To address the challenges of strong spatiotemporal dynamics and stringent timeliness/robustness requirements for compute-intensive applications in edge-assisted UAV networks, this paper proposes a prediction–response co-designed resource trading framework. Methodologically, it introduces a dual-mechanism architecture: (i) a risk-aware overbooking-based pilot protocol ensuring long-term stable allocation, and (ii) an adaptive overbooking rate adjustment module enabling dynamic optimization—guaranteeing individual rationality, strong stability, and Pareto efficiency. Innovatively integrating demand-supply forecasting, mobility-aware scheduling, and risk-informed decision-making, the framework supports online protocol evolution. Experiments on real-world datasets demonstrate significant improvements: 32.7% reduction in decision overhead, 28.4% lower task latency, 21.5% higher resource utilization, and 19.3% increase in social welfare—validating its effectiveness and superiority in highly dynamic environments.

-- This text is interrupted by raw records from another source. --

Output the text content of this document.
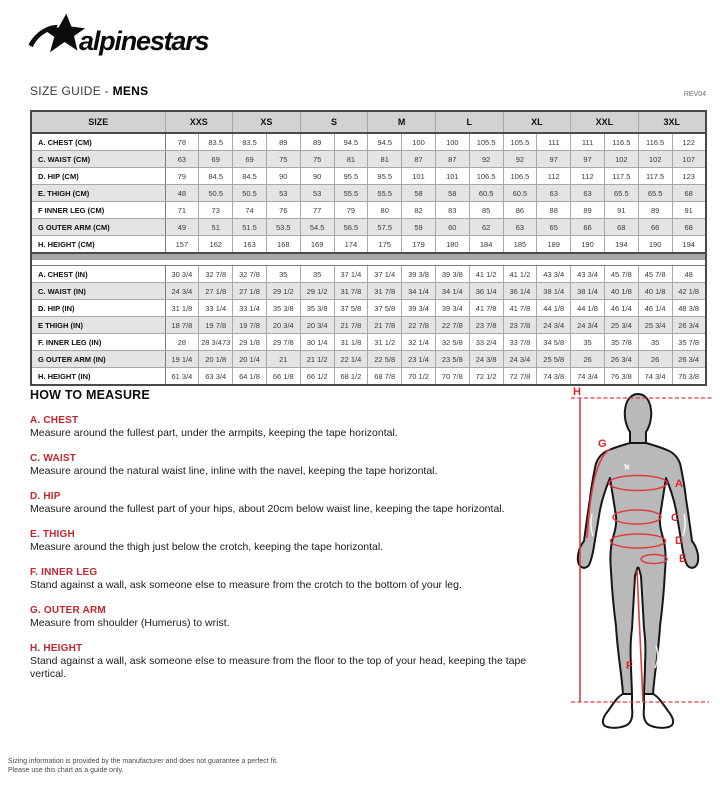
alpinestars
SIZE GUIDE - MENS	REV04
SIZE	XXS		XS		S		M		L		XL		XXL		3XL	
A. CHEST (CM)	78	83.5	83.5	89	89	94.5	94.5	100	100	105.5	105.5	111	111	116.5	116.5	122
C. WAIST (CM)	63	69	69	75	75	81	81	87	87	92	92	97	97	102	102	107
D. HIP (CM)	79	84.5	84.5	90	90	95.5	95.5	101	101	106.5	106.5	112	112	117.5	117.5	123
E. THIGH (CM)	48	50.5	50.5	53	53	55.5	55.5	58	58	60.5	60.5	63	63	65.5	65.5	68
F INNER LEG (CM)	71	73	74	76	77	79	80	82	83	85	86	88	89	91	89	91
G OUTER ARM (CM)	49	51	51.5	53.5	54.5	56.5	57.5	59	60	62	63	65	66	68	66	68
H. HEIGHT (CM)	157	162	163	168	169	174	175	179	180	184	185	189	190	194	190	194

A. CHEST (IN)	30 3/4	32 7/8	32 7/8	35	35	37 1/4	37 1/4	39 3/8	39 3/8	41 1/2	41 1/2	43 3/4	43 3/4	45 7/8	45 7/8	48
C. WAIST (IN)	24 3/4	27 1/8	27 1/8	29 1/2	29 1/2	31 7/8	31 7/8	34 1/4	34 1/4	36 1/4	36 1/4	38 1/4	38 1/4	40 1/8	40 1/8	42 1/8
D. HIP (IN)	31 1/8	33 1/4	33 1/4	35 3/8	35 3/8	37 5/8	37 5/8	39 3/4	39 3/4	41 7/8	41 7/8	44 1/8	44 1/8	46 1/4	46 1/4	48 3/8
E THIGH (IN)	18 7/8	19 7/8	19 7/8	20 3/4	20 3/4	21 7/8	21 7/8	22 7/8	22 7/8	23 7/8	23 7/8	24 3/4	24 3/4	25 3/4	25 3/4	26 3/4
F. INNER LEG (IN)	28	28 3/473	29 1/8	29 7/8	30 1/4	31 1/8	31 1/2	32 1/4	32 5/8	33 2/4	33 7/8	34 5/8	35	35 7/8	35	35 7/8
G OUTER ARM (IN)	19 1/4	20 1/8	20 1/4	21	21 1/2	22 1/4	22 5/8	23 1/4	23 5/8	24 3/8	24 3/4	25 5/8	26	26 3/4	26	26 3/4
H. HEIGHT (IN)	61 3/4	63 3/4	64 1/8	66 1/8	66 1/2	68 1/2	68 7/8	70 1/2	70 7/8	72 1/2	72 7/8	74 3/8	74 3/4	76 3/8	74 3/4	76 3/8
HOW TO MEASURE
A. CHEST

Measure around the fullest part, under the armpits, keeping the tape horizontal.

C. WAIST

Measure around the natural waist line, inline with the navel, keeping the tape horizontal.

D. HIP

Measure around the fullest part of your hips, about 20cm below waist line, keeping the tape horizontal.

E. THIGH

Measure around the thigh just below the crotch, keeping the tape horizontal.

F. INNER LEG

Stand against a wall, ask someone else to measure from the crotch to the bottom of your leg.

G. OUTER ARM

Measure from shoulder (Humerus) to wrist.

H. HEIGHT

Stand against a wall, ask someone else to measure from the floor to the top of your head, keeping the tape vertical.

H
G
A
C
D
E
F
Sizing information is provided by the manufacturer and does not guarantee a perfect fit.
Please use this chart as a guide only.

Incentive-driven resource trading is essential for UAV applications with intensive, time-sensitive computing demands. Traditional spot trading suffers from negotiation delays and high energy costs, while conventional futures trading struggles to adapt to the dynamic, uncertain UAV-edge environment. To address these challenges, we propose PAST (pilot-and-adaptive stable trading), a novel framework for edge-assisted UAV networks with spatio-temporal dynamism. PAST integrates two complementary mechanisms: PilotAO (pilot trading agreements with overbooking), a risk-aware, overbooking-enabled early-stage decision-making module that establishes long-term, mutually beneficial agreements and boosts resource utilization; and AdaptAO (adaptive trading agreements with overbooking rate update), an intelligent adaptation module that dynamically updates agreements and overbooking rates based on UAV mobility, supply-demand variations, and agreement performance. Together, these mechanisms enable both stability and flexibility, guaranteeing individual rationality, strong stability, competitive equilibrium, and weak Pareto optimality. Extensive experiments on real-world datasets show that PAST consistently outperforms benchmark methods in decision-making overhead, task completion latency, resource utilization, and social welfare. By combining predictive planning with real-time adjustments, PAST offers a valuable reference on robust and adaptive practice for improving low-altitude mission performance.